Wimbledon High School has introduced explicit expectations around digital restraint: students’ time on devices should not exceed roughly a quarter to a third of their learning time. The result is palpable, with classrooms reminding me of teaching 20 years ago – full of rich discussion, meaningful collaboration and considered analogue methodologies. In the lessons I visited, discussion was robust, students worked things out on mini- or wall-mounted whiteboards, and teachers described renewed energy in their teaching.

At Brearley School, a self-described ‘school for the intellectually adventurous’, one student told me that she had chosen that school because she could ‘be a nerd’ about her academic interests without apology.
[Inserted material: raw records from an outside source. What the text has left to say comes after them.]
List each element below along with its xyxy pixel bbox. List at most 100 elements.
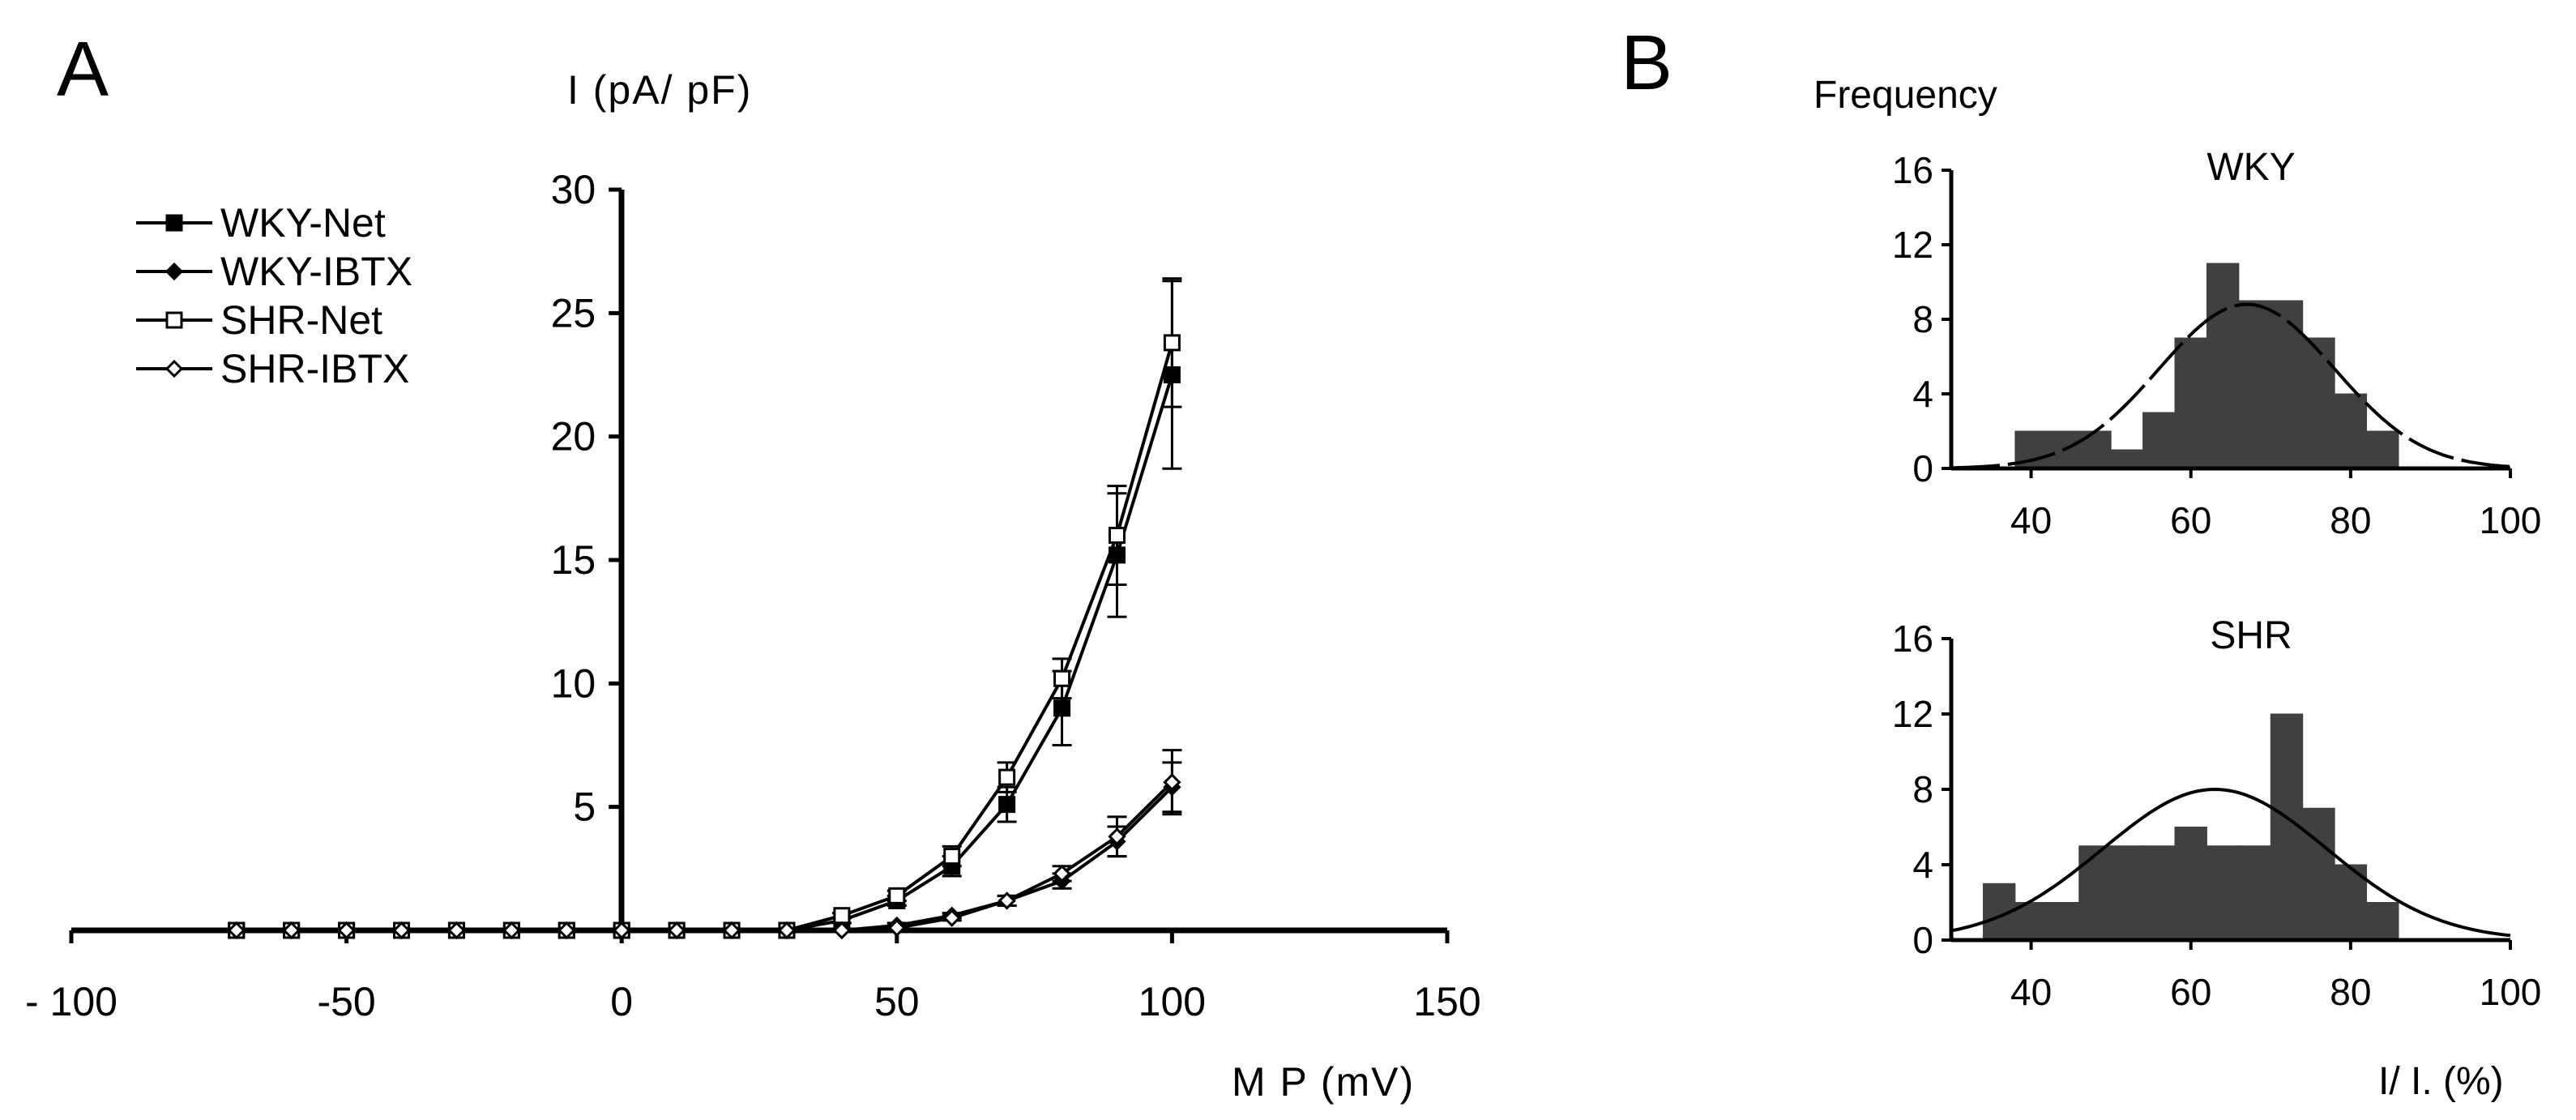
- x-tick-label: 40: [2010, 971, 2052, 1013]
- x-tick-label: 60: [2170, 971, 2211, 1013]
- histogram-title: SHR: [2210, 614, 2292, 657]
- y-tick-label: 0: [1912, 447, 1933, 489]
- panel-label-b: B: [1621, 19, 1672, 106]
- data-point: [998, 796, 1016, 814]
- histogram-bar: [2142, 845, 2176, 941]
- series-wky-ibtx: [227, 761, 1182, 940]
- series-line: [236, 342, 1174, 932]
- data-point: [887, 918, 906, 938]
- data-point: [1108, 527, 1126, 545]
- data-point: [447, 921, 466, 940]
- histogram-bar: [2366, 902, 2399, 941]
- histogram-wky: WKY 40 60 80 100 0 4 8 12 16: [1892, 146, 2542, 541]
- histogram-shr: SHR 40 60 80 100 0 4 8 12 16: [1892, 614, 2542, 1013]
- data-point: [888, 887, 906, 904]
- data-point: [998, 768, 1016, 786]
- data-point: [337, 921, 356, 940]
- data-point: [1053, 699, 1071, 717]
- histogram-title: WKY: [2206, 146, 2295, 189]
- data-point: [392, 921, 411, 940]
- histogram-bar: [2206, 263, 2240, 469]
- x-tick-label: 40: [2010, 499, 2052, 541]
- histogram-bar: [2174, 337, 2207, 469]
- data-point: [722, 921, 741, 940]
- x-tick-label-a: -50: [317, 979, 375, 1024]
- histogram-bar: [2366, 430, 2399, 469]
- y-axis-title-a: I (pA/ pF): [567, 67, 752, 113]
- y-tick-label-a: 20: [551, 414, 596, 460]
- data-point: [832, 921, 852, 940]
- x-tick-label-a: 50: [874, 979, 920, 1024]
- histogram-bar: [2238, 845, 2271, 941]
- data-point: [557, 921, 576, 940]
- legend-marker: [165, 311, 183, 329]
- histogram-bar: [2046, 902, 2080, 941]
- x-tick-label: 60: [2170, 499, 2211, 541]
- x-tick-label-a: 100: [1138, 979, 1206, 1024]
- data-point: [943, 848, 961, 866]
- x-tick-label: 100: [2480, 971, 2542, 1013]
- data-point: [667, 921, 686, 940]
- y-tick-label: 8: [1912, 298, 1933, 340]
- legend-entry: WKY-Net: [220, 200, 386, 246]
- histogram-bar: [2302, 337, 2335, 469]
- histogram-bar: [2078, 430, 2112, 469]
- histogram-bar: [2206, 845, 2240, 941]
- y-tick-label: 16: [1892, 149, 1933, 191]
- histogram-bar: [2270, 300, 2304, 469]
- x-tick-label: 80: [2330, 971, 2371, 1013]
- legend-entry: WKY-IBTX: [220, 249, 412, 294]
- y-tick-label-a: 30: [551, 167, 596, 212]
- histogram-bar: [2110, 449, 2144, 469]
- gaussian-fit-curve: [1950, 787, 2511, 938]
- legend-marker: [165, 214, 183, 232]
- data-point: [1163, 334, 1181, 352]
- histogram-bar: [2174, 827, 2207, 941]
- histogram-bar: [2078, 845, 2112, 941]
- y-tick-label: 8: [1912, 768, 1933, 810]
- series-line: [236, 785, 1173, 932]
- data-point: [502, 921, 521, 940]
- y-tick-label: 4: [1912, 373, 1933, 415]
- data-point: [942, 908, 961, 927]
- data-point: [998, 891, 1016, 910]
- x-axis-title-b: I/ I. (%): [2378, 1060, 2504, 1103]
- panel-label-a: A: [57, 26, 109, 113]
- data-point: [1053, 669, 1071, 687]
- x-tick-label-a: 0: [610, 979, 633, 1024]
- y-tick-label: 0: [1912, 919, 1933, 961]
- y-tick-label: 4: [1912, 844, 1933, 886]
- x-tick-label: 80: [2330, 499, 2371, 541]
- panel-a-chart: A I (pA/ pF) M P (mV) - 100 -50 0 50 100 150 5…: [25, 26, 1481, 1105]
- data-point: [282, 921, 301, 940]
- x-tick-label-a: 150: [1413, 979, 1480, 1024]
- y-tick-label-a: 15: [551, 537, 596, 583]
- gaussian-fit-curve: [1950, 302, 2511, 470]
- histogram-bar: [2238, 300, 2271, 469]
- y-axis-title-b: Frequency: [1813, 74, 1997, 117]
- y-tick-label: 16: [1892, 618, 1933, 660]
- y-tick-label-a: 5: [573, 784, 596, 830]
- y-tick-label-a: 25: [551, 290, 596, 336]
- x-tick-label: 100: [2480, 499, 2542, 541]
- data-point: [833, 907, 851, 925]
- data-point: [1108, 827, 1126, 846]
- histogram-bar: [2334, 393, 2368, 469]
- data-point: [777, 921, 797, 940]
- legend-entry: SHR-IBTX: [220, 346, 409, 391]
- y-tick-label-a: 10: [551, 660, 596, 706]
- data-point: [1163, 773, 1181, 792]
- y-tick-label: 12: [1892, 693, 1933, 735]
- legend-marker: [164, 359, 184, 378]
- histogram-bar: [2302, 807, 2335, 941]
- series-shr-ibtx: [227, 749, 1182, 940]
- x-axis-title-a: M P (mV): [1232, 1059, 1415, 1105]
- data-point: [227, 921, 246, 940]
- series-line: [236, 374, 1174, 932]
- y-tick-label: 12: [1892, 224, 1933, 266]
- legend-marker: [164, 262, 184, 281]
- legend-entry: SHR-Net: [220, 297, 382, 343]
- histogram-bar: [2110, 845, 2144, 941]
Teachers described their pleasure in going down academic ‘rabbit holes’ with students when classes veered off course in a kind of intellectual off-roading.

Back home, at my school, this year I have recommitted to classroom walk-throughs or sit-ins. It is filling my cup to experience classes in which teachers are passionate about their subjects, intentionally drawing students along a journey of curiosity, knowing, doing and understanding. While students are immersed as learners, as an observer I can see the expert and deliberate enactment of pedagogy as teachers lead students from where they are to what and how they might know next.

In each of these contexts, academic rigour is a form of respect – for disciplines, for students’ capacities, and for the work of teaching. These schools, including my own, work deliberately at culture design, ensuring that high expectations are accompanied by strong pastoral ecosystems. Counsellors, advisory groups, student voice forums, and explicit conversations about belonging and equity sit alongside demanding academic programs that sing with knowledge and zing with challenge.

The core business of teaching and learning can be set alight by a culture in which teachers are excited and energised by the work they do, and where students are supported to think deeply and expected to do the cognitive work. In schools we can remember to share in the growth enabled by getting things wrong in pursuit of understanding, and the delight of figuring something out. In schools we can normalise intellectual enthusiasm, celebrate effortful thinking, and reclaim joy in rigour.